Mme Annick Billon. - Je vous remercie, chers co-rapporteurs, pour cette présentation. Ce rapport sera publié dans un moment intéressant au vu de la situation que nous avons vécu ces derniers temps. Les Français se sont adaptés et ont pris l'importance de certains sujets comme le travail ou l'alimentation. Jusqu'en 2020, la RSE semblait être un sujet réservé aux grandes entreprises. Je vous félicite d'avoir mis en avant les PME et les TPE qui s'éloignent de ce parcours au vu des démarches et des coûts qu'il faut y engager. Vous avez également eu raison de souligner l'approche globale de la RSE, qui ne doit pas concerner que les questions environnementales mais également l'égalité salariale homme-femme ou bien l'environnement au travail, des thèmes qui pourraient inciter ces entreprises à s'engager dans cette démarche. La proposition n°6, qui évoque la simplification de la législation française en matière de reporting , ou rapportage financier RSE, peut intéresser les PME et les TPE et les rassurer sur les coûts d'implémentation de la RSE. Au niveau de l'entreprise, je vous rejoins sur la nécessité d'impliquer le conseil d'administration dans cette démarche afin de toucher tous les salariés et créer un « destin commun » à tous les niveaux. Concernant les marchés publics, on essaie aujourd'hui de privilégier les circuits-courts mais cela n'est pas toujours possible au vu de la législation en vigueur.
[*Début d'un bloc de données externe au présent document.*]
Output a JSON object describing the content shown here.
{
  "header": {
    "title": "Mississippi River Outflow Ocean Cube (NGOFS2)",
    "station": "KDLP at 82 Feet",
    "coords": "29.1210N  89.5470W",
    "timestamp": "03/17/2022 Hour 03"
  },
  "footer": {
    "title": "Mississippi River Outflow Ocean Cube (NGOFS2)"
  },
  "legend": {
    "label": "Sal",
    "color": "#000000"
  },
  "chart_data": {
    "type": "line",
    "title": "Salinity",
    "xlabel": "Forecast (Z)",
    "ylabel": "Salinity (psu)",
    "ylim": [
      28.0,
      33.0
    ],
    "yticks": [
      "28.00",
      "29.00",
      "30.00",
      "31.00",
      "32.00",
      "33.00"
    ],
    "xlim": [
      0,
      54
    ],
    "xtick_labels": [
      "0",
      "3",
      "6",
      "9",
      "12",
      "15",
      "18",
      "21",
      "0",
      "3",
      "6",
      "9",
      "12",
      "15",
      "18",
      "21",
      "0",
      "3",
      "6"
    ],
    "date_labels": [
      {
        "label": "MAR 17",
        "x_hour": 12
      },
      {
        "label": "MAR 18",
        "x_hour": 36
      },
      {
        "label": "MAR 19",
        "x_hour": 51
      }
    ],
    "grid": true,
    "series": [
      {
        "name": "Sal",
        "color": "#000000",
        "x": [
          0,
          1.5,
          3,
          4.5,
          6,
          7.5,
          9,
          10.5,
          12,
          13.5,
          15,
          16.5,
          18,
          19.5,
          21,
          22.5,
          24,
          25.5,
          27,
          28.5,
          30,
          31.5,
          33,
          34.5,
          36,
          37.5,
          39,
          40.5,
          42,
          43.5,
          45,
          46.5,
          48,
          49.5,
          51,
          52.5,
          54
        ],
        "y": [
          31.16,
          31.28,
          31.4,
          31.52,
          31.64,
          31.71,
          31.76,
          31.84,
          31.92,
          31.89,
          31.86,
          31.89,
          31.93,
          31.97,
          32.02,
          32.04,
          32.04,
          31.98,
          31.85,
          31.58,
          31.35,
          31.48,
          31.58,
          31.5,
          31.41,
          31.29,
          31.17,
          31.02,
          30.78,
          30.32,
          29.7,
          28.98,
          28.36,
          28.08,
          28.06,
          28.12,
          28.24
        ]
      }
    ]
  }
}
Nous aurons des entreprises RSE performantes et efficaces si les contraintes sont partagées au niveau européen et même mondial, évitant ainsi de faire peser sur les entreprises françaises des normes supplémentaires.

M. Michel Canévet. - Je remercie les co-rapporteurs pour la qualité des propositions qui ont été présentées et qui mettent en évidence l'importance de cette notion de responsabilité sociétale des entreprises, que nous avons déjà eu l'occasion d'évoquer lors de la loi « PACTE ». Des solutions concrètes ont été exposées : un cadre référentiel simple pour les entreprises afin de leur laisser de la souplesse et des propositions au niveau national mais aussi européen. Il faut que la France ait un rôle de leader en la matière afin d'engager une dynamique et que la qualité du travail soit meilleure pour les salariés, contribuant ainsi à la réussite de l'entreprise. Comme Annick Billon, je rejoins les rapporteurs sur l'unique focalisation sur les questions environnementales : il faut aller beaucoup plus loin. Nous avons évoqué l'égalité professionnelle homme-femme, peut-être ne faut-il pas oublier l'insertion des personnes en situation de handicap. Au sujet des propositions sur l'égalité homme-femme, il faut veiller à ce qu'elles ne deviennent pas des contraintes desservant la cause défendue : dans le cadre de la loi « engagement et proximité », nous avons voté une disposition qui prescrivait que les adjoints élus soient alternativement des hommes et des femmes. Certaines municipalités se sont retrouvées avec plus d'hommes dans leur équipe du fait de l'obligation d'alternance sur la liste alors que les équipes souhaitaient faire figurer plus de femmes. J'utilise cet exemple pour illustrer le fait qu'il faille laisser de la souplesse et de l'initiative et ne pas chercher à aller trop loin dans la mise en oeuvre. Il ne faut pas que les contraintes soient contreproductives et trop rigides.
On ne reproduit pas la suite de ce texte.